Vertebrate neuronal tissues are generated in a stepwise fashion. These steps include neural induction, antero-posterior patterning, and neurogenesis. In amphibian and teleost (bony fish) embryos, neuroectoderm is induced by BMP inhibitors derived from organizing centers. Induced neuroectoderm is by default anterior in character, but a subset in some tissues is subsequently subject to posteriorizing transformations. The hindbrain and spinal cord, which are posteriorized regions, are specified by a signal from a region known as non-axial mesendoderm, while anterior neuroectoderm that does not receive this posteriorizing signal develops into fore- and midbrain. After these initial processes of neural induction and patterning, neurogenic regions, the domains in which neurogenesis takes place, are established.

The Hibi lab has been working to identify genes involved in the control of this patterning and neurogenesis, focusing on two genes in particular: the zinc finger gene fez-like expressed in the forebrain, and the posterior neuron-specific homeobox gene pnx.
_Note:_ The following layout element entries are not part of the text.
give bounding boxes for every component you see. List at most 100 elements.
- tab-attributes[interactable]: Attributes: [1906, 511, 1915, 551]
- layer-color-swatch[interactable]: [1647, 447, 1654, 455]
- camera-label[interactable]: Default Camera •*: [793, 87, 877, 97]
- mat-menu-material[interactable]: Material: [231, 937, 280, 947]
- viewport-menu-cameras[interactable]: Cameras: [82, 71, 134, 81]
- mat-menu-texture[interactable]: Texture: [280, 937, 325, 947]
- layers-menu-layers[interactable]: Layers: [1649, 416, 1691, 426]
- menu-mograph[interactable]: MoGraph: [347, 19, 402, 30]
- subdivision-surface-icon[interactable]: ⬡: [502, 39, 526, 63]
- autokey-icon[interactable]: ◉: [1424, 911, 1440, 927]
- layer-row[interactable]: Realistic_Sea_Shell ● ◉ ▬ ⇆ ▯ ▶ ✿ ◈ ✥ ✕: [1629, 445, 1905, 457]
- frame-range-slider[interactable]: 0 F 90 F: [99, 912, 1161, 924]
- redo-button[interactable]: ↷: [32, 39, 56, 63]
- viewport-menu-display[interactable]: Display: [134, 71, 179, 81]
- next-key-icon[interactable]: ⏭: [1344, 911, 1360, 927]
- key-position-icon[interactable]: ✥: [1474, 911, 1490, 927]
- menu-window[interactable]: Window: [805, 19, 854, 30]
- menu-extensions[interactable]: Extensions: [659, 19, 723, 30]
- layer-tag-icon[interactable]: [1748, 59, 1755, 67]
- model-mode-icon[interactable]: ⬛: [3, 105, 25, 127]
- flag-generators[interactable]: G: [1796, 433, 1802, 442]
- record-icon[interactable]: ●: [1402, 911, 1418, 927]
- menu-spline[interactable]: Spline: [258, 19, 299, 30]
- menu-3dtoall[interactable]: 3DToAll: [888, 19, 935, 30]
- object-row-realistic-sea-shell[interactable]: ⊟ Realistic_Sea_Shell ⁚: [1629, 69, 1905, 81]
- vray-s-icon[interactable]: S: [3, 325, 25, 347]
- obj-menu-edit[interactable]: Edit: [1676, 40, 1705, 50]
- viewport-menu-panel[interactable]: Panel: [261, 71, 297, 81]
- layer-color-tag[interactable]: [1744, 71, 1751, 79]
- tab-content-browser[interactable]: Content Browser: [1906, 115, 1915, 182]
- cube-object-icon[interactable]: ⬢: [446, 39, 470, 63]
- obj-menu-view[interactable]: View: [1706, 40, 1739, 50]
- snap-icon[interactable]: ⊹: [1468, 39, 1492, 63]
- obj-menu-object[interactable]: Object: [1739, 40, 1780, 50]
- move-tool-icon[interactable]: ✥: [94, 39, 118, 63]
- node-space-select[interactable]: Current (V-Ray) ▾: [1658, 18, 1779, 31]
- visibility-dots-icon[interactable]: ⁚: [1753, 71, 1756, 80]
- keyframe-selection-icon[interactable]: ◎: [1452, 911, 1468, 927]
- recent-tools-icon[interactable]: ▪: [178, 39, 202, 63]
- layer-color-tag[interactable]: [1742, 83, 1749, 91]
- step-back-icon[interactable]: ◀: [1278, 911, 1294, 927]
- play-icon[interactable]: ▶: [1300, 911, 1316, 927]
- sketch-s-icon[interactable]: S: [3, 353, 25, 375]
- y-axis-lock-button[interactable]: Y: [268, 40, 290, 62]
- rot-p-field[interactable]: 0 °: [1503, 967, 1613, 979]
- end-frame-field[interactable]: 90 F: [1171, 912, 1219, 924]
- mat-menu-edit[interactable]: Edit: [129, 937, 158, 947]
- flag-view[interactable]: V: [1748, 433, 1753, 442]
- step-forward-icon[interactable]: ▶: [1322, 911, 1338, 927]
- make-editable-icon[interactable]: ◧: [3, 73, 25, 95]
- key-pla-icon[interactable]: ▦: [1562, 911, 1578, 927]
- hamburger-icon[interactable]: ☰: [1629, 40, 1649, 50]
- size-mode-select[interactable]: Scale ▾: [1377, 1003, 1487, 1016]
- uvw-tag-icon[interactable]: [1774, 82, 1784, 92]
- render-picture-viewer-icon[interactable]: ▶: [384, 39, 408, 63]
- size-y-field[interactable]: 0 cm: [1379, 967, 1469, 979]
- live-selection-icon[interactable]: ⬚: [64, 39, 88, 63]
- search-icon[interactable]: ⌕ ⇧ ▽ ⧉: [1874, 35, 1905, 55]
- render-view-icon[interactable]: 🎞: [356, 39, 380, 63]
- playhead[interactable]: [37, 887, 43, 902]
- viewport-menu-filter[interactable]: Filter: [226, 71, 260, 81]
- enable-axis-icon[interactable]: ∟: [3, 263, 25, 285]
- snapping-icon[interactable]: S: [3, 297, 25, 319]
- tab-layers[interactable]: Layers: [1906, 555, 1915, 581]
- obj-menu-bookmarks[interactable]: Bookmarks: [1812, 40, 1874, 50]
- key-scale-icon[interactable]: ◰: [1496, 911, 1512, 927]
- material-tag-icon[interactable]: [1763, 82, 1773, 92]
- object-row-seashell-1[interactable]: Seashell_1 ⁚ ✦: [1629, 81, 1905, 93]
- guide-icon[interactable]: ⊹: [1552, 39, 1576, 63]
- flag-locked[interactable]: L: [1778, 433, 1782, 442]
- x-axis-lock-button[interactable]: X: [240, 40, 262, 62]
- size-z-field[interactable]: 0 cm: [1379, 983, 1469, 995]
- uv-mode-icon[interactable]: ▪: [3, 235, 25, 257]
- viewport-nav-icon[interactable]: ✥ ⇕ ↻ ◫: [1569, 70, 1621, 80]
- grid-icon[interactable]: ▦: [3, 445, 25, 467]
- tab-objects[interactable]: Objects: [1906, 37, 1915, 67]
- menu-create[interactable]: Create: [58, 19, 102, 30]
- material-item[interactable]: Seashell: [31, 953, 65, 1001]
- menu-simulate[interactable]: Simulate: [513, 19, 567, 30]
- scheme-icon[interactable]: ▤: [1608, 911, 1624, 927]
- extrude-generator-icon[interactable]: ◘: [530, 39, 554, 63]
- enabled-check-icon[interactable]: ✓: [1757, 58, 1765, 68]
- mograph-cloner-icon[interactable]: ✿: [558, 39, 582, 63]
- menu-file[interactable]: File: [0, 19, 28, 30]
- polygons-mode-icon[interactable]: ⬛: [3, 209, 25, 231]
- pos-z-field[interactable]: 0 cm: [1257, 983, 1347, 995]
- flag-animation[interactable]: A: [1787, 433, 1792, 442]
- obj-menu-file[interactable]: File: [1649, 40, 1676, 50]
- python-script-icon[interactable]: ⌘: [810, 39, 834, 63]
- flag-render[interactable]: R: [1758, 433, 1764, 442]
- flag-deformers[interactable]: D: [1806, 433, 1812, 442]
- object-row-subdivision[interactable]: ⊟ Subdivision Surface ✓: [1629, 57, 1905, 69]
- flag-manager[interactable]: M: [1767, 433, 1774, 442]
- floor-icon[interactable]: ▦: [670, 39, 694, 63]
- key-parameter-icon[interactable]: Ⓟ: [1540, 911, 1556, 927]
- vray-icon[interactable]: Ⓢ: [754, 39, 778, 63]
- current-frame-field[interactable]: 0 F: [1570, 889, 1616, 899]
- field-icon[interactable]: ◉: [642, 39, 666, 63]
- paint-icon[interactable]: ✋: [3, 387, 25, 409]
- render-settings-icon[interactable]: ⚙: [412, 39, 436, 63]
In collaborative work, they showed that fez-like is required for the formation of hypothalamic monoaminergic neurons in zebrafish. These neurons produce neurotransmitters such as dopamine and serotonin, which are centrally important to the regulation of mood, behavior, endocrine and cognitive functions in humans.

A separate study identified a homeobox gene, pnx, involved in the development of posterior neurons. This gene, which is regulated by a signal from the posteriorizing non-axial mesendoderm and Notch signaling, acts as a transcriptional repressor. Misexpression of pnx results in an increase in neural precursor cells and neurons, while its repression caused reductions in certain populations of posterior neurons, indicating that the gene participates in posterior neurogenesis.